When analyzed by FISH, undifferentiated 9E cells contain either undetectable (data not shown) or many tiny speckles of HPV31 DNA (Figure 6A and B). Differentiated 9E cells contain both small (Figure 6Aiv and 6Biv) and large (Figure 6A iii and 6B iii) replication foci. Co-staining of these cells with antibodies to γH2AX and Brd4 showed a similar pattern (Figure 6C and D). Uninfected keratinocytes and undifferentiated 9E cells showed tiny speckles of Brd4 distributed throughout the nucleus (Figure 6Ci and 6Di and 6Cii and 6Dii). 9E cells also contained many small speckles of γH2AX that resembled the HPV31 signal in Figure 6Aii. In differentiated cells the γH2AX pattern resembled the small and large replication foci detected by FISH. The overall Brd4 signal was greatly reduced in differentiated cells; Brd4 is a proliferation-associated factor and levels diminish upon differentiation of the epithelium (data not shown). However, small Brd4 speckles were observed adjacent to the small γH2AX replication foci (Figure 6Civ and 6Div) and surrounding the large foci (in about 50% of cells; Figure 6Ciii and 6Diii). In Figure 6E, we show by combined IF-FISH, that the γH2AX is intermingled in the foci with HPV31 DNA, and the resulting foci are covered with speckles of Brd4. This result is consistent with the experiments shown in Figure 3, when addition of a replication competent genome or replication origin results in displacement of Brd4 from replication foci.

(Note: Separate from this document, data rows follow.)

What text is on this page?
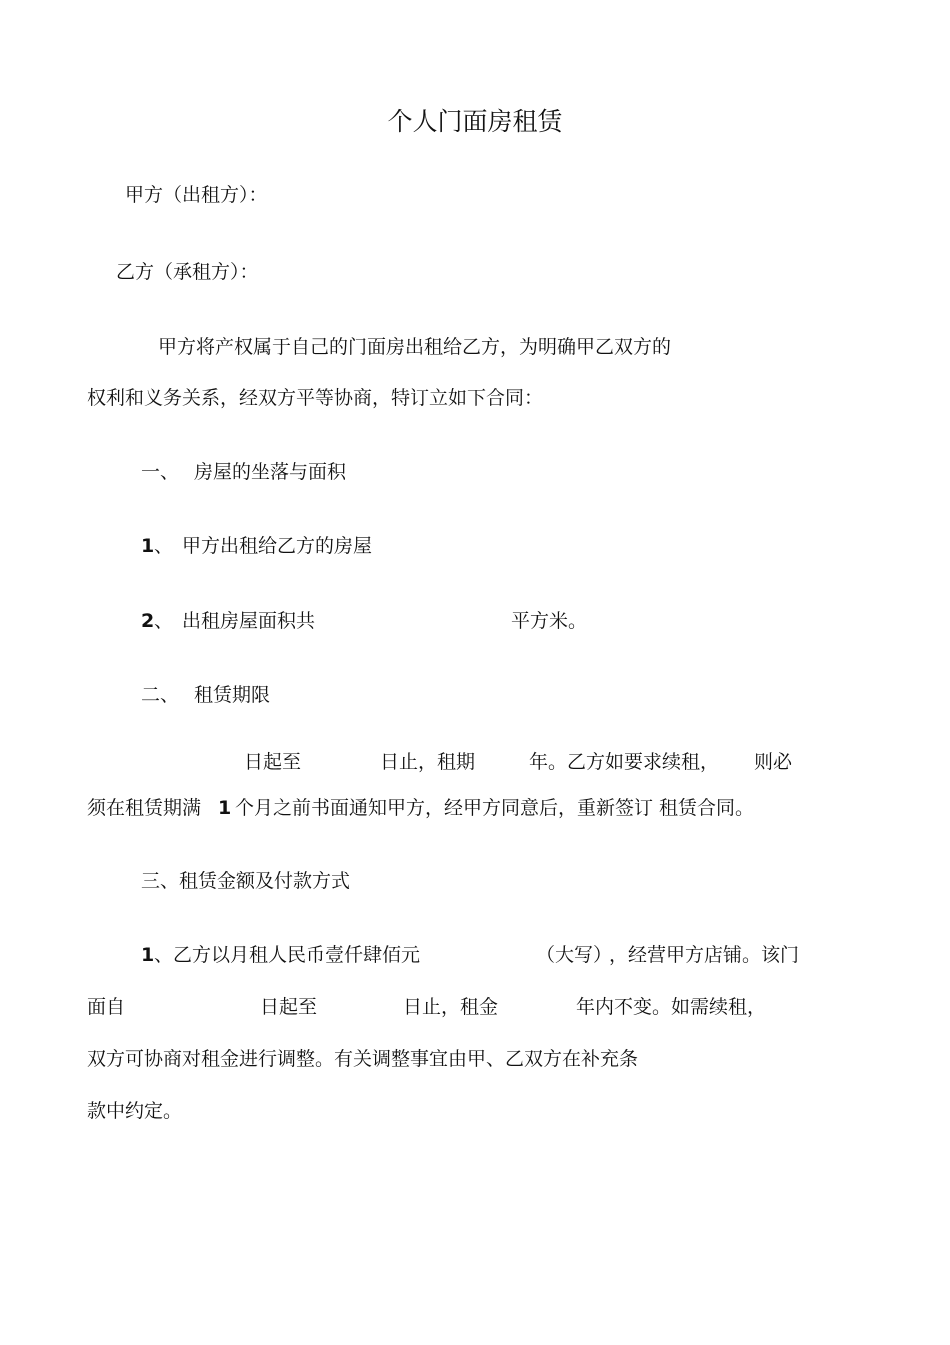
个人门面房租赁
甲方（出租方）：
乙方（承租方）：
甲方将产权属于自己的门面房出租给乙方，为明确甲乙双方的
权利和义务关系，经双方平等协商，特订立如下合同：
一、 房屋的坐落与面积
1 、 甲方出租给乙方的房屋
2 、 出租房屋面积共	平方米。
二、 租赁期限
日起至	日止，租期	年。乙方如要求续租， 则必
须在租赁期满 1 个月之前书面通知甲方，经甲方同意后，重新签订 租赁合同。
三、租赁金额及付款方式
1 、乙方以月租人民币壹仟肆佰元	（大写）
，经营甲方店铺。该门
面自	日起至	日止，租金	年内不变。如需续租，
双方可协商对租金进行调整。有关调整事宜由甲、乙双方在补充条
款中约定。
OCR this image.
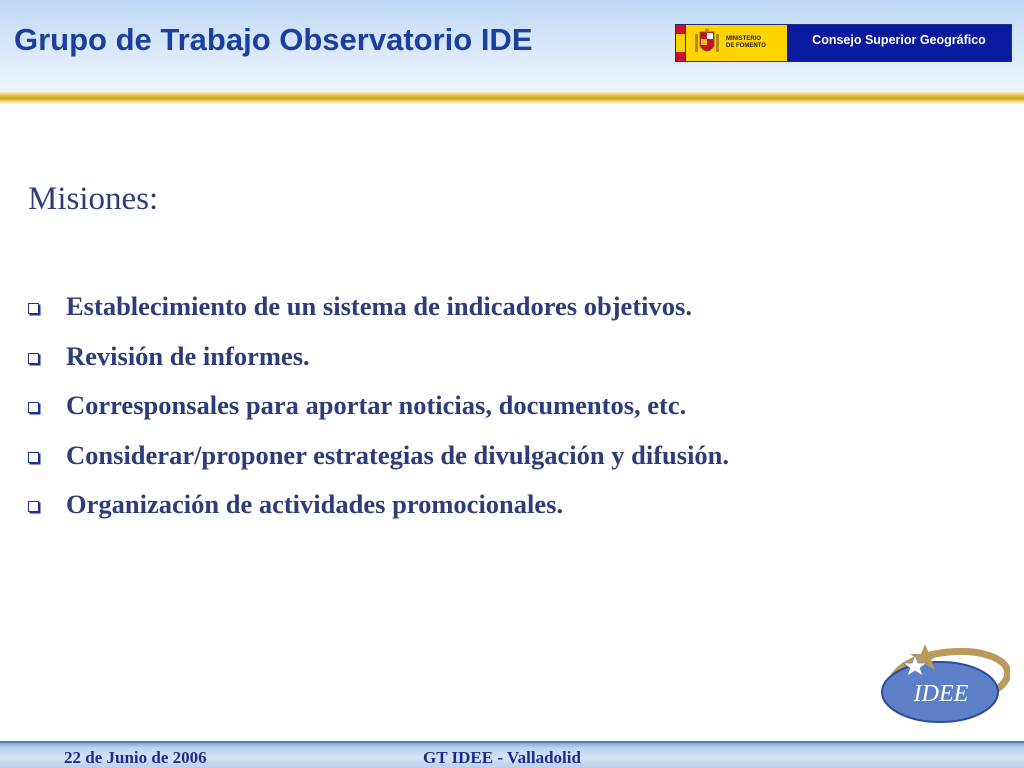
Grupo de Trabajo Observatorio IDE	MINISTERIO
DE FOMENTO	Consejo Superior Geográfico
Misiones:
Establecimiento de un sistema de indicadores objetivos.
Revisión de informes.
Corresponsales para aportar noticias, documentos, etc.
Considerar/proponer estrategias de divulgación y difusión.
Organización de actividades promocionales.
IDEE
22 de Junio de 2006	GT IDEE - Valladolid
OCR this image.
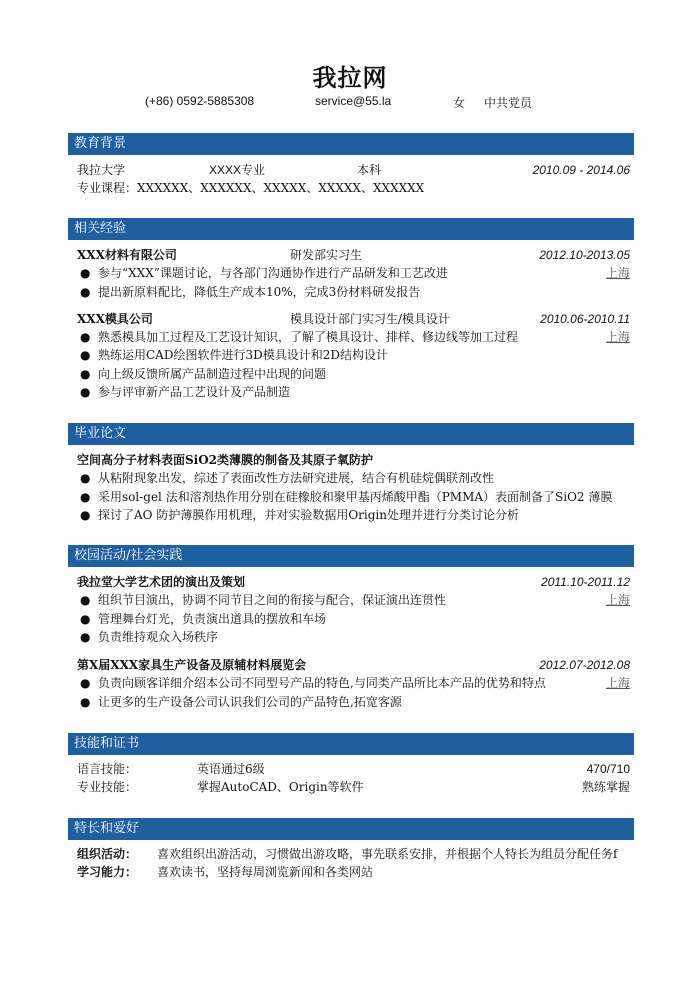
我拉网
(+86) 0592-5885308	service@55.la	女 中共党员
教育背景
我拉大学	XXXX专业	本科	2010.09 - 2014.06
专业课程：XXXXXX、XXXXXX、XXXXX、XXXXX、XXXXXX
相关经验
XXX材料有限公司	研发部实习生	2012.10-2013.05
● 参与“XXX”课题讨论，与各部门沟通协作进行产品研发和工艺改进	上海
● 提出新原料配比，降低生产成本10%，完成3份材料研发报告
XXX模具公司	模具设计部门实习生/模具设计	2010.06-2010.11
● 熟悉模具加工过程及工艺设计知识，了解了模具设计、排样、修边线等加工过程	上海
● 熟练运用CAD绘图软件进行3D模具设计和2D结构设计
● 向上级反馈所属产品制造过程中出现的问题
● 参与评审新产品工艺设计及产品制造
毕业论文
空间高分子材料表面SiO2类薄膜的制备及其原子氧防护
● 从粘附现象出发，综述了表面改性方法研究进展，结合有机硅烷偶联剂改性
● 采用sol-gel 法和溶剂热作用分别在硅橡胶和聚甲基丙烯酸甲酯（PMMA）表面制备了SiO2 薄膜
● 探讨了AO 防护薄膜作用机理，并对实验数据用Origin处理并进行分类讨论分析
校园活动/社会实践
我拉堂大学艺术团的演出及策划	2011.10-2011.12
● 组织节目演出，协调不同节目之间的衔接与配合，保证演出连贯性	上海
● 管理舞台灯光，负责演出道具的摆放和车场
● 负责维持观众入场秩序
第X届XXX家具生产设备及原辅材料展览会	2012.07-2012.08
● 负责向顾客详细介绍本公司不同型号产品的特色,与同类产品所比本产品的优势和特点	上海
● 让更多的生产设备公司认识我们公司的产品特色,拓宽客源
技能和证书
语言技能：	英语通过6级	470/710
专业技能：	掌握AutoCAD、Origin等软件	熟练掌握
特长和爱好
组织活动： 喜欢组织出游活动，习惯做出游攻略，事先联系安排，并根据个人特长为组员分配任务f
学习能力： 喜欢读书，坚持每周浏览新闻和各类网站
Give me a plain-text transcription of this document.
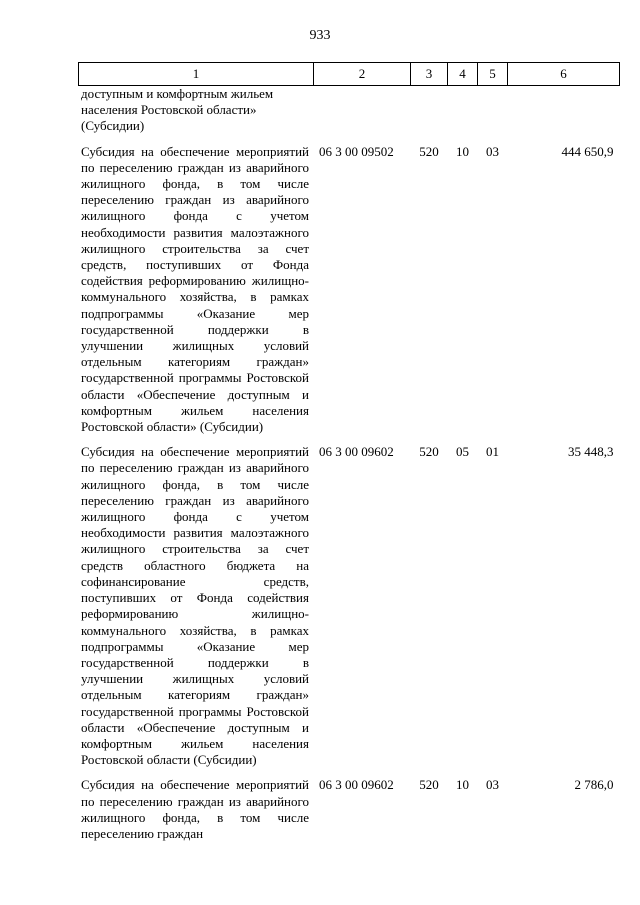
933
1	2	3	4	5	6
доступным и комфортным жильем
населения Ростовской области»
(Субсидии)					
Субсидия на обеспечение мероприятий по переселению граждан из аварийного жилищного фонда, в том числе переселению граждан из аварийного жилищного фонда с учетом необходимости развития малоэтажного жилищного строительства за счет средств, поступивших от Фонда содействия реформированию жилищно-коммунального хозяйства, в рамках подпрограммы «Оказание мер государственной поддержки в улучшении жилищных условий отдельным категориям граждан» государственной программы Ростовской области «Обеспечение доступным и комфортным жильем населения Ростовской области» (Субсидии)	06 3 00 09502	520	10	03	444 650,9
Субсидия на обеспечение мероприятий по переселению граждан из аварийного жилищного фонда, в том числе переселению граждан из аварийного жилищного фонда с учетом необходимости развития малоэтажного жилищного строительства за счет средств областного бюджета на софинансирование средств, поступивших от Фонда содействия реформированию жилищно-коммунального хозяйства, в рамках подпрограммы «Оказание мер государственной поддержки в улучшении жилищных условий отдельным категориям граждан» государственной программы Ростовской области «Обеспечение доступным и комфортным жильем населения Ростовской области (Субсидии)	06 3 00 09602	520	05	01	35 448,3
Субсидия на обеспечение мероприятий по переселению граждан из аварийного жилищного фонда, в том числе переселению граждан	06 3 00 09602	520	10	03	2 786,0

HPV16 E1/E2 and HPV31 9E foci contain markers of homologous recombination
We have previously proposed that papillomaviruses might take advantage of the DNA damage response in differentiated cells to recruit DNA repair machinery to enhance differentiation-dependent genome amplification in cells that have exited the cell cycle [4], [8]. Furthermore, Gillespie et al. have noted that markers of homologous recombination are localized with HPV31 foci in 9E cells [10]. Therefore, we also examined the different types of foci for the presence of Rad51, a classical marker of homologous recombination.
Many viruses switch to a recombination-dependent replication mode at late stages of replication (reviewed in [8]), and this often involves a recombinase such as Rad51 which promotes strand invasion and homologous pairing. As shown in Figure 7, the HPV31 9E foci costain with an antibody that recognizes Rad51. Not all γH2AX foci are positive for Rad51 (about 50%, see Figure 7C), but in general the larger, presumably more mature foci stain with Rad51 at the center of the foci. High resolution analysis and surface rendering show that Rad51 and γH2AX localize in a mutually exclusive pattern in the foci (Figure 7A), and analysis of many cells shows that Rad51 forms at the core of the foci while γH2AX forms a cloud around the foci. Brd4 is located on the periphery of the foci in a satellite pattern in 9E cells.
HFK cells expressing the E1 and E2 proteins were also examined for Rad51 localization to the E1/E2 or E1/E2/p16ori foci. As shown in Figure 7B, the foci formed in the presence of E1, E2 and an origin containing plasmid also contained Rad51 in about 25% cells. However, this was not observed in the absence of the origin containing plasmid. Cotransfection with a recircularized genome, instead of the origin plasmid, raised this to over 40%. Furthermore, Rad51 staining in the foci could be detected in both undifferentiated and differentiated keratinocytes (data not shown). Therefore, the E1 and E2 proteins alone are capable of inducing replication foci that can recruit proteins involved in homologous recombination, but this depends on the presence of replicating viral DNA.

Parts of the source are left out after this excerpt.